# Other magazines...



## Rich Jackson (2 Jun 2013)

Hi all,

Are there any other magazines out there other than PFK.
Dont want 3/4 of the stuff in the mag so was wondering is there a dedicated magazine for this area of aquaria?

Cheers Rich


----------



## Yo-han (2 Jun 2013)

Aqua journal, from ADA. Amazonas I like as well


----------



## Rich Jackson (2 Jun 2013)

where are they available from?
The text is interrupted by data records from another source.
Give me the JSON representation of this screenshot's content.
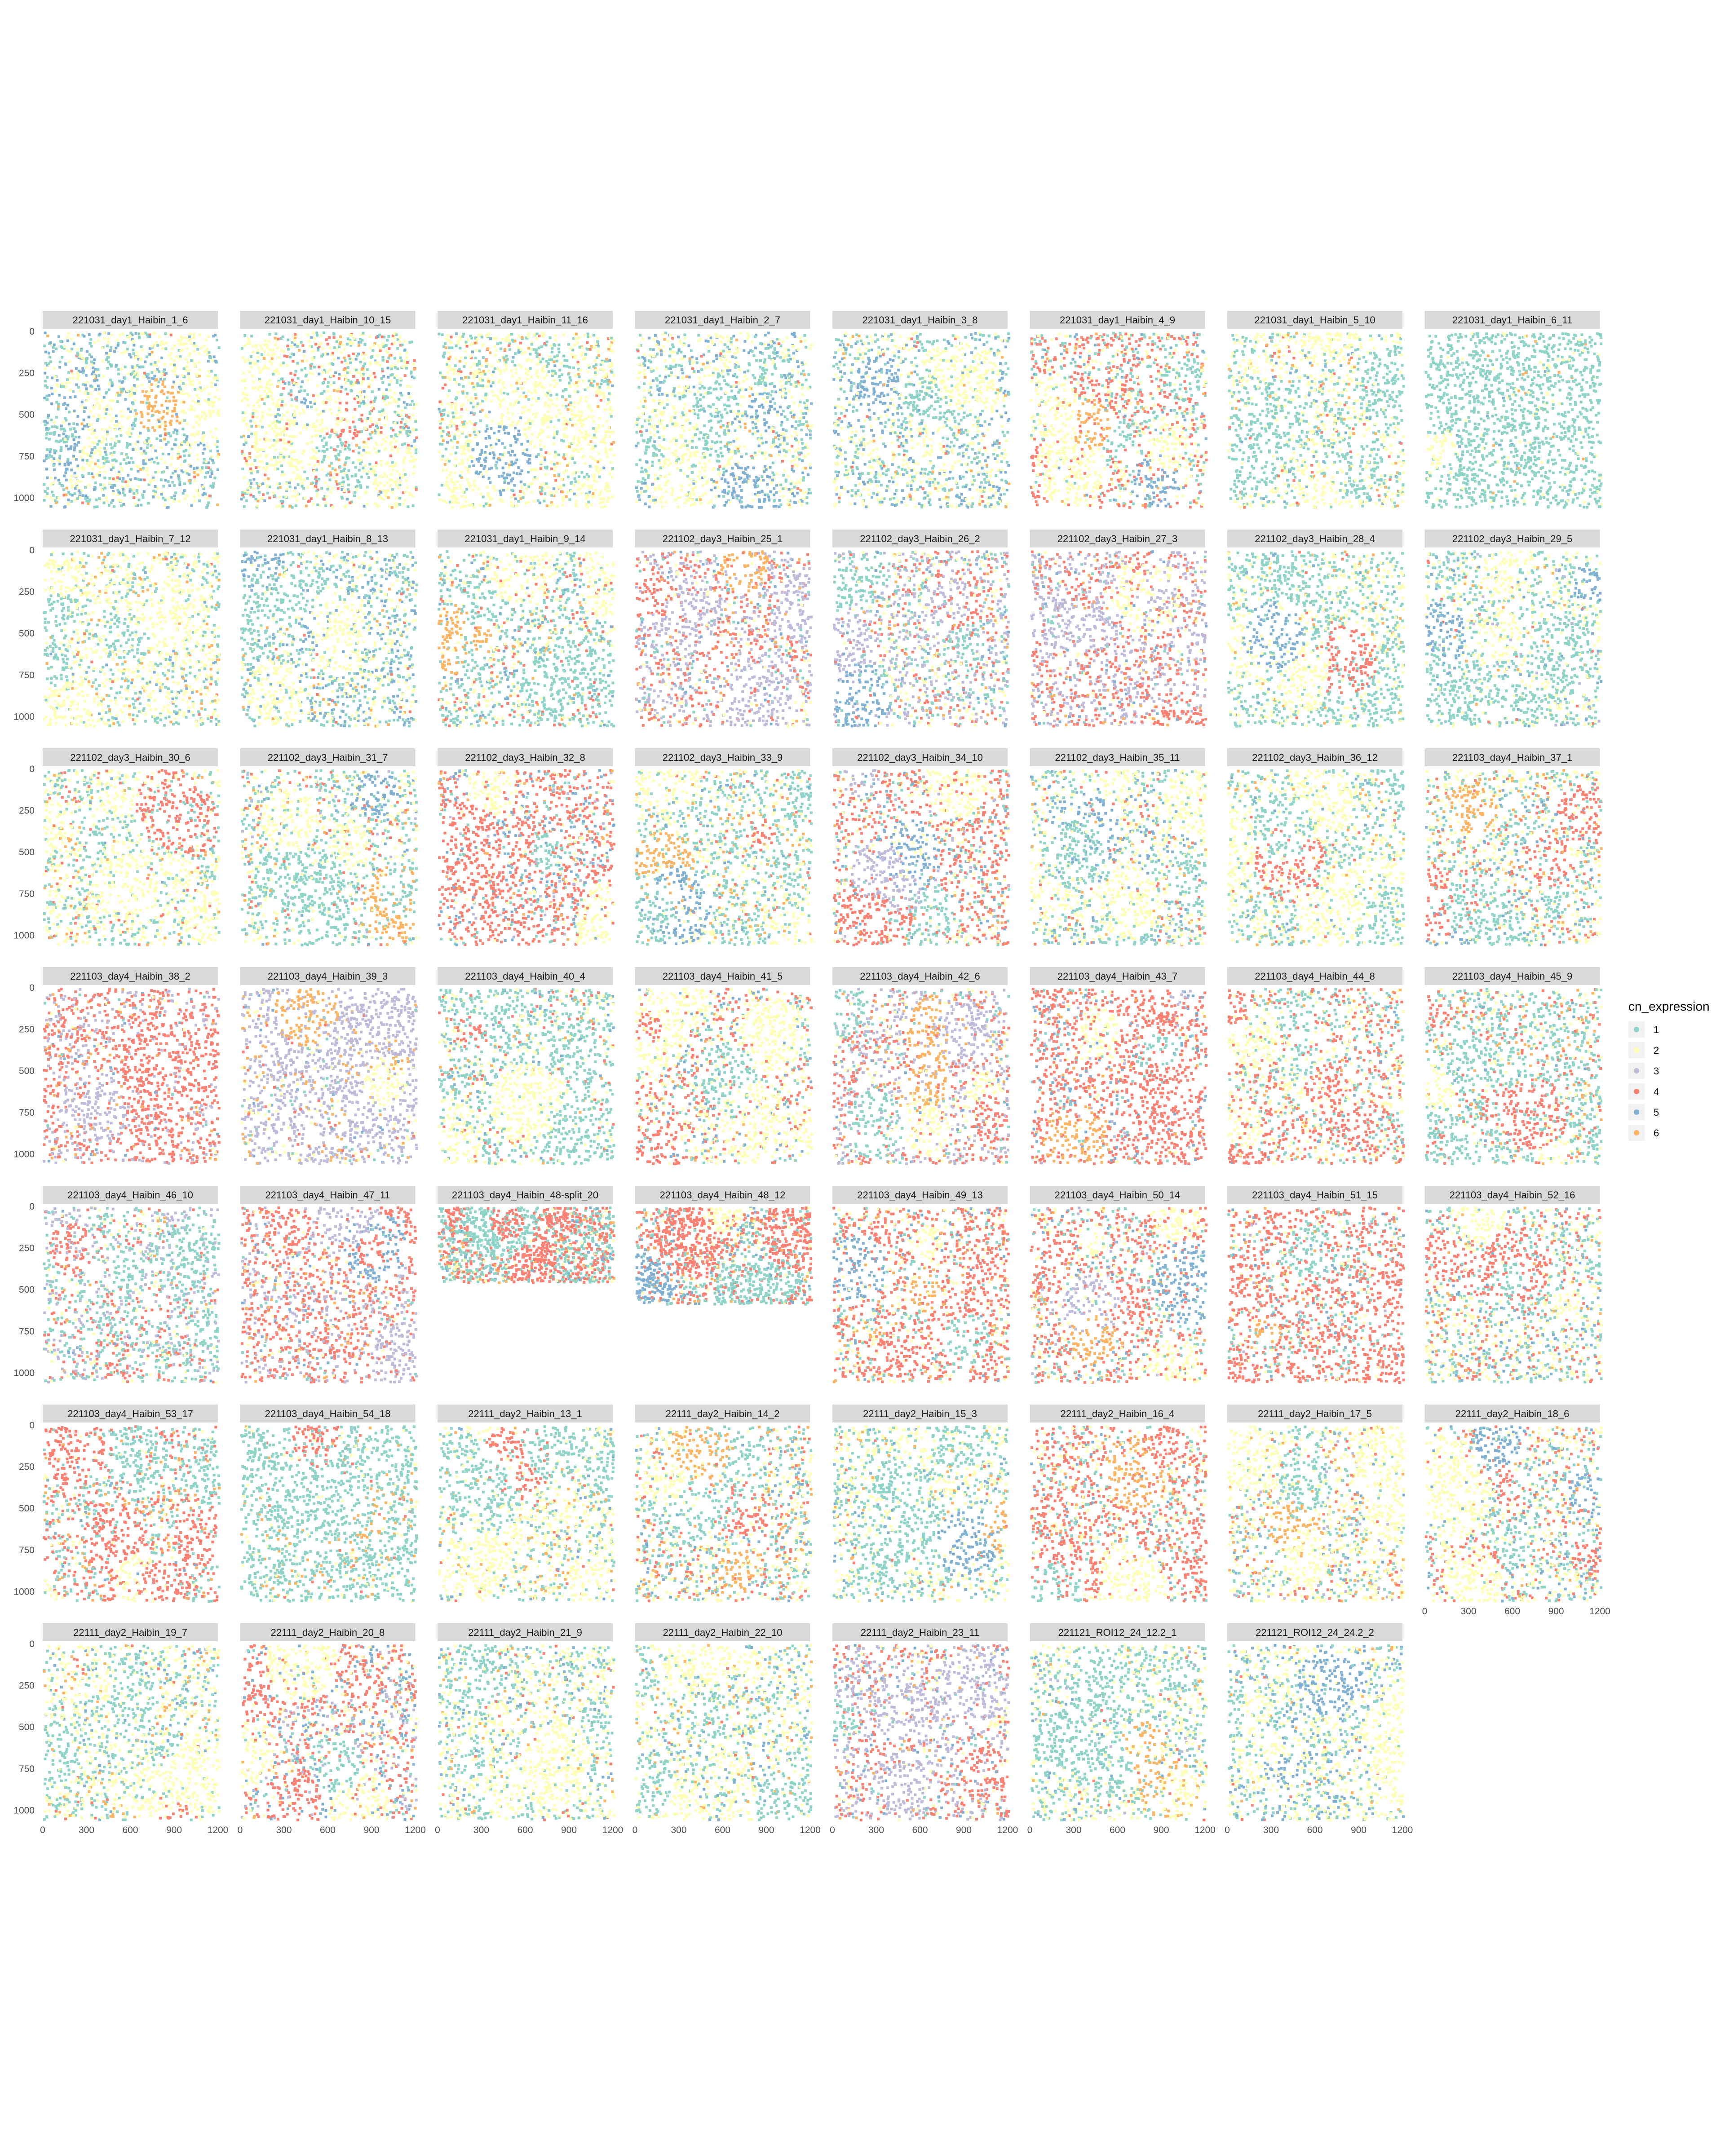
{
  "chart_data": {
    "type": "scatter",
    "layout": "facet_wrap",
    "ncol": 8,
    "xlim": [
      0,
      1200
    ],
    "ylim": [
      0,
      1050
    ],
    "y_reversed": true,
    "x_ticks": [
      "0",
      "300",
      "600",
      "900",
      "1200"
    ],
    "y_ticks": [
      "0",
      "250",
      "500",
      "750",
      "1000"
    ],
    "grid": false,
    "legend_position": "right",
    "legend": {
      "title": "cn_expression",
      "levels": [
        "1",
        "2",
        "3",
        "4",
        "5",
        "6"
      ],
      "colors": [
        "#8DD3C7",
        "#FFFFB3",
        "#BEBADA",
        "#FB8072",
        "#80B1D3",
        "#FDB462"
      ]
    },
    "panels": [
      {
        "title": "221031_day1_Haibin_1_6",
        "mix": [
          0.35,
          0.3,
          0,
          0.02,
          0.3,
          0.03
        ],
        "xr": [
          0,
          1200
        ],
        "yr": [
          0,
          1050
        ]
      },
      {
        "title": "221031_day1_Haibin_10_15",
        "mix": [
          0.35,
          0.35,
          0,
          0.15,
          0.1,
          0.05
        ],
        "xr": [
          0,
          1200
        ],
        "yr": [
          0,
          1050
        ]
      },
      {
        "title": "221031_day1_Haibin_11_16",
        "mix": [
          0.3,
          0.5,
          0,
          0.05,
          0.05,
          0.1
        ],
        "xr": [
          0,
          1200
        ],
        "yr": [
          0,
          1050
        ]
      },
      {
        "title": "221031_day1_Haibin_2_7",
        "mix": [
          0.3,
          0.4,
          0,
          0.02,
          0.25,
          0.03
        ],
        "xr": [
          0,
          1200
        ],
        "yr": [
          0,
          1050
        ]
      },
      {
        "title": "221031_day1_Haibin_3_8",
        "mix": [
          0.35,
          0.35,
          0,
          0.02,
          0.25,
          0.03
        ],
        "xr": [
          0,
          1200
        ],
        "yr": [
          0,
          1050
        ]
      },
      {
        "title": "221031_day1_Haibin_4_9",
        "mix": [
          0.25,
          0.2,
          0,
          0.45,
          0.05,
          0.05
        ],
        "xr": [
          0,
          1200
        ],
        "yr": [
          0,
          1050
        ]
      },
      {
        "title": "221031_day1_Haibin_5_10",
        "mix": [
          0.35,
          0.5,
          0,
          0.05,
          0.05,
          0.05
        ],
        "xr": [
          0,
          1200
        ],
        "yr": [
          0,
          1050
        ]
      },
      {
        "title": "221031_day1_Haibin_6_11",
        "mix": [
          0.9,
          0.08,
          0,
          0,
          0.01,
          0.01
        ],
        "xr": [
          0,
          1200
        ],
        "yr": [
          0,
          1050
        ]
      },
      {
        "title": "221031_day1_Haibin_7_12",
        "mix": [
          0.35,
          0.5,
          0,
          0.02,
          0.05,
          0.08
        ],
        "xr": [
          0,
          1200
        ],
        "yr": [
          0,
          1050
        ]
      },
      {
        "title": "221031_day1_Haibin_8_13",
        "mix": [
          0.4,
          0.3,
          0,
          0.02,
          0.25,
          0.03
        ],
        "xr": [
          0,
          1200
        ],
        "yr": [
          0,
          1050
        ]
      },
      {
        "title": "221031_day1_Haibin_9_14",
        "mix": [
          0.5,
          0.2,
          0,
          0.15,
          0.1,
          0.05
        ],
        "xr": [
          0,
          1200
        ],
        "yr": [
          0,
          1050
        ]
      },
      {
        "title": "221102_day3_Haibin_25_1",
        "mix": [
          0.1,
          0.1,
          0.4,
          0.3,
          0.05,
          0.05
        ],
        "xr": [
          0,
          1200
        ],
        "yr": [
          0,
          1050
        ]
      },
      {
        "title": "221102_day3_Haibin_26_2",
        "mix": [
          0.25,
          0.15,
          0.3,
          0.2,
          0.05,
          0.05
        ],
        "xr": [
          0,
          1200
        ],
        "yr": [
          0,
          1050
        ]
      },
      {
        "title": "221102_day3_Haibin_27_3",
        "mix": [
          0.05,
          0.05,
          0.4,
          0.4,
          0.05,
          0.05
        ],
        "xr": [
          0,
          1200
        ],
        "yr": [
          0,
          1050
        ]
      },
      {
        "title": "221102_day3_Haibin_28_4",
        "mix": [
          0.6,
          0.3,
          0,
          0.02,
          0.03,
          0.05
        ],
        "xr": [
          0,
          1200
        ],
        "yr": [
          0,
          1050
        ]
      },
      {
        "title": "221102_day3_Haibin_29_5",
        "mix": [
          0.5,
          0.35,
          0.05,
          0.02,
          0.05,
          0.03
        ],
        "xr": [
          0,
          1200
        ],
        "yr": [
          0,
          1050
        ]
      },
      {
        "title": "221102_day3_Haibin_30_6",
        "mix": [
          0.35,
          0.45,
          0,
          0.1,
          0.02,
          0.08
        ],
        "xr": [
          0,
          1200
        ],
        "yr": [
          0,
          1050
        ]
      },
      {
        "title": "221102_day3_Haibin_31_7",
        "mix": [
          0.45,
          0.3,
          0.03,
          0.1,
          0.05,
          0.07
        ],
        "xr": [
          0,
          1200
        ],
        "yr": [
          0,
          1050
        ]
      },
      {
        "title": "221102_day3_Haibin_32_8",
        "mix": [
          0.1,
          0.05,
          0.05,
          0.6,
          0.15,
          0.05
        ],
        "xr": [
          0,
          1200
        ],
        "yr": [
          0,
          1050
        ]
      },
      {
        "title": "221102_day3_Haibin_33_9",
        "mix": [
          0.5,
          0.3,
          0,
          0.05,
          0.05,
          0.1
        ],
        "xr": [
          0,
          1200
        ],
        "yr": [
          0,
          1050
        ]
      },
      {
        "title": "221102_day3_Haibin_34_10",
        "mix": [
          0.15,
          0.15,
          0.05,
          0.5,
          0.1,
          0.05
        ],
        "xr": [
          0,
          1200
        ],
        "yr": [
          0,
          1050
        ]
      },
      {
        "title": "221102_day3_Haibin_35_11",
        "mix": [
          0.3,
          0.4,
          0,
          0.1,
          0.15,
          0.05
        ],
        "xr": [
          0,
          1200
        ],
        "yr": [
          0,
          1050
        ]
      },
      {
        "title": "221102_day3_Haibin_36_12",
        "mix": [
          0.5,
          0.35,
          0,
          0.03,
          0.05,
          0.07
        ],
        "xr": [
          0,
          1200
        ],
        "yr": [
          0,
          1050
        ]
      },
      {
        "title": "221103_day4_Haibin_37_1",
        "mix": [
          0.35,
          0.3,
          0,
          0.15,
          0.1,
          0.1
        ],
        "xr": [
          0,
          1200
        ],
        "yr": [
          0,
          1050
        ]
      },
      {
        "title": "221103_day4_Haibin_38_2",
        "mix": [
          0.02,
          0.03,
          0.3,
          0.55,
          0.03,
          0.07
        ],
        "xr": [
          0,
          1200
        ],
        "yr": [
          0,
          1050
        ]
      },
      {
        "title": "221103_day4_Haibin_39_3",
        "mix": [
          0.05,
          0.1,
          0.7,
          0.05,
          0.02,
          0.08
        ],
        "xr": [
          0,
          1200
        ],
        "yr": [
          0,
          1050
        ]
      },
      {
        "title": "221103_day4_Haibin_40_4",
        "mix": [
          0.6,
          0.2,
          0,
          0.1,
          0.05,
          0.05
        ],
        "xr": [
          0,
          1200
        ],
        "yr": [
          0,
          1050
        ]
      },
      {
        "title": "221103_day4_Haibin_41_5",
        "mix": [
          0.2,
          0.3,
          0,
          0.35,
          0.1,
          0.05
        ],
        "xr": [
          0,
          1200
        ],
        "yr": [
          0,
          1050
        ]
      },
      {
        "title": "221103_day4_Haibin_42_6",
        "mix": [
          0.1,
          0.1,
          0.35,
          0.35,
          0.05,
          0.05
        ],
        "xr": [
          0,
          1200
        ],
        "yr": [
          0,
          1050
        ]
      },
      {
        "title": "221103_day4_Haibin_43_7",
        "mix": [
          0.05,
          0.05,
          0.05,
          0.7,
          0.12,
          0.03
        ],
        "xr": [
          0,
          1200
        ],
        "yr": [
          0,
          1050
        ]
      },
      {
        "title": "221103_day4_Haibin_44_8",
        "mix": [
          0.25,
          0.25,
          0,
          0.4,
          0.05,
          0.05
        ],
        "xr": [
          0,
          1200
        ],
        "yr": [
          0,
          1050
        ]
      },
      {
        "title": "221103_day4_Haibin_45_9",
        "mix": [
          0.6,
          0.15,
          0,
          0.15,
          0.02,
          0.08
        ],
        "xr": [
          0,
          1200
        ],
        "yr": [
          0,
          1050
        ]
      },
      {
        "title": "221103_day4_Haibin_46_10",
        "mix": [
          0.45,
          0.1,
          0.2,
          0.2,
          0.02,
          0.03
        ],
        "xr": [
          0,
          1200
        ],
        "yr": [
          0,
          1050
        ]
      },
      {
        "title": "221103_day4_Haibin_47_11",
        "mix": [
          0.05,
          0.05,
          0.25,
          0.55,
          0.05,
          0.05
        ],
        "xr": [
          0,
          1200
        ],
        "yr": [
          0,
          1050
        ]
      },
      {
        "title": "221103_day4_Haibin_48-split_20",
        "mix": [
          0.4,
          0.1,
          0,
          0.4,
          0.05,
          0.05
        ],
        "xr": [
          0,
          1200
        ],
        "yr": [
          0,
          450
        ]
      },
      {
        "title": "221103_day4_Haibin_48_12",
        "mix": [
          0.3,
          0.1,
          0,
          0.4,
          0.1,
          0.1
        ],
        "xr": [
          0,
          1200
        ],
        "yr": [
          0,
          580
        ]
      },
      {
        "title": "221103_day4_Haibin_49_13",
        "mix": [
          0.15,
          0.2,
          0,
          0.5,
          0.05,
          0.1
        ],
        "xr": [
          0,
          1200
        ],
        "yr": [
          0,
          1050
        ]
      },
      {
        "title": "221103_day4_Haibin_50_14",
        "mix": [
          0.2,
          0.15,
          0.05,
          0.5,
          0.07,
          0.03
        ],
        "xr": [
          0,
          1200
        ],
        "yr": [
          0,
          1050
        ]
      },
      {
        "title": "221103_day4_Haibin_51_15",
        "mix": [
          0.15,
          0.1,
          0.02,
          0.65,
          0.05,
          0.03
        ],
        "xr": [
          0,
          1200
        ],
        "yr": [
          0,
          1050
        ]
      },
      {
        "title": "221103_day4_Haibin_52_16",
        "mix": [
          0.35,
          0.3,
          0,
          0.2,
          0.1,
          0.05
        ],
        "xr": [
          0,
          1200
        ],
        "yr": [
          0,
          1050
        ]
      },
      {
        "title": "221103_day4_Haibin_53_17",
        "mix": [
          0.4,
          0.1,
          0,
          0.35,
          0.03,
          0.12
        ],
        "xr": [
          0,
          1200
        ],
        "yr": [
          0,
          1050
        ]
      },
      {
        "title": "221103_day4_Haibin_54_18",
        "mix": [
          0.8,
          0.1,
          0,
          0.02,
          0,
          0.08
        ],
        "xr": [
          0,
          1200
        ],
        "yr": [
          0,
          1050
        ]
      },
      {
        "title": "22111_day2_Haibin_13_1",
        "mix": [
          0.3,
          0.5,
          0,
          0.05,
          0.05,
          0.1
        ],
        "xr": [
          0,
          1200
        ],
        "yr": [
          0,
          1050
        ]
      },
      {
        "title": "22111_day2_Haibin_14_2",
        "mix": [
          0.3,
          0.3,
          0,
          0.2,
          0.1,
          0.1
        ],
        "xr": [
          0,
          1200
        ],
        "yr": [
          0,
          1050
        ]
      },
      {
        "title": "22111_day2_Haibin_15_3",
        "mix": [
          0.4,
          0.45,
          0,
          0.03,
          0.07,
          0.05
        ],
        "xr": [
          0,
          1200
        ],
        "yr": [
          0,
          1050
        ]
      },
      {
        "title": "22111_day2_Haibin_16_4",
        "mix": [
          0.2,
          0.2,
          0,
          0.5,
          0.05,
          0.05
        ],
        "xr": [
          0,
          1200
        ],
        "yr": [
          0,
          1050
        ]
      },
      {
        "title": "22111_day2_Haibin_17_5",
        "mix": [
          0.25,
          0.45,
          0.05,
          0.1,
          0.05,
          0.1
        ],
        "xr": [
          0,
          1200
        ],
        "yr": [
          0,
          1050
        ]
      },
      {
        "title": "22111_day2_Haibin_18_6",
        "mix": [
          0.3,
          0.3,
          0,
          0.2,
          0.15,
          0.05
        ],
        "xr": [
          0,
          1200
        ],
        "yr": [
          0,
          1050
        ]
      },
      {
        "title": "22111_day2_Haibin_19_7",
        "mix": [
          0.4,
          0.45,
          0,
          0.03,
          0.05,
          0.07
        ],
        "xr": [
          0,
          1200
        ],
        "yr": [
          0,
          1050
        ]
      },
      {
        "title": "22111_day2_Haibin_20_8",
        "mix": [
          0.1,
          0.15,
          0.15,
          0.35,
          0.2,
          0.05
        ],
        "xr": [
          0,
          1200
        ],
        "yr": [
          0,
          1050
        ]
      },
      {
        "title": "22111_day2_Haibin_21_9",
        "mix": [
          0.35,
          0.45,
          0,
          0.05,
          0.1,
          0.05
        ],
        "xr": [
          0,
          1200
        ],
        "yr": [
          0,
          1050
        ]
      },
      {
        "title": "22111_day2_Haibin_22_10",
        "mix": [
          0.35,
          0.45,
          0,
          0.03,
          0.1,
          0.07
        ],
        "xr": [
          0,
          1200
        ],
        "yr": [
          0,
          1050
        ]
      },
      {
        "title": "22111_day2_Haibin_23_11",
        "mix": [
          0.1,
          0.1,
          0.35,
          0.3,
          0.1,
          0.05
        ],
        "xr": [
          0,
          1200
        ],
        "yr": [
          0,
          1050
        ]
      },
      {
        "title": "221121_ROI12_24_12.2_1",
        "mix": [
          0.45,
          0.4,
          0.03,
          0.02,
          0.07,
          0.03
        ],
        "xr": [
          0,
          1200
        ],
        "yr": [
          0,
          1050
        ]
      },
      {
        "title": "221121_ROI12_24_24.2_2",
        "mix": [
          0.3,
          0.45,
          0,
          0.02,
          0.2,
          0.03
        ],
        "xr": [
          0,
          1200
        ],
        "yr": [
          0,
          1050
        ]
      }
    ]
  }
}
I guess one is from ADA!


----------



## George Farmer (2 Jun 2013)

Aqua Journal Digital Edition ||| ADA Nature Aquarium - Aqua Design Amano Co., Ltd

Aquatic Gardeners Association : Planted Aquaria Magazine


----------



## beny_81 (2 Jun 2013)

Liquid 1/2013 EN | Liquid 

Wysyłane z mojego MT15i za pomocą Tapatalk 2


----------



## Rich Jackson (2 Jun 2013)

beny_81 said:


> Liquid 1/2013 EN | Liquid


 
Is this avaliable as hardcopy or just download. Looks a quality read.


----------



## Manrock (2 Jun 2013)

Rich Jackson said:


> Is this avaliable as hardcopy or just download. Looks a quality read.


I'd buy it hardcopy too. Can I get it? I was unable to create an account on the issue site for some reason, anyone else?


----------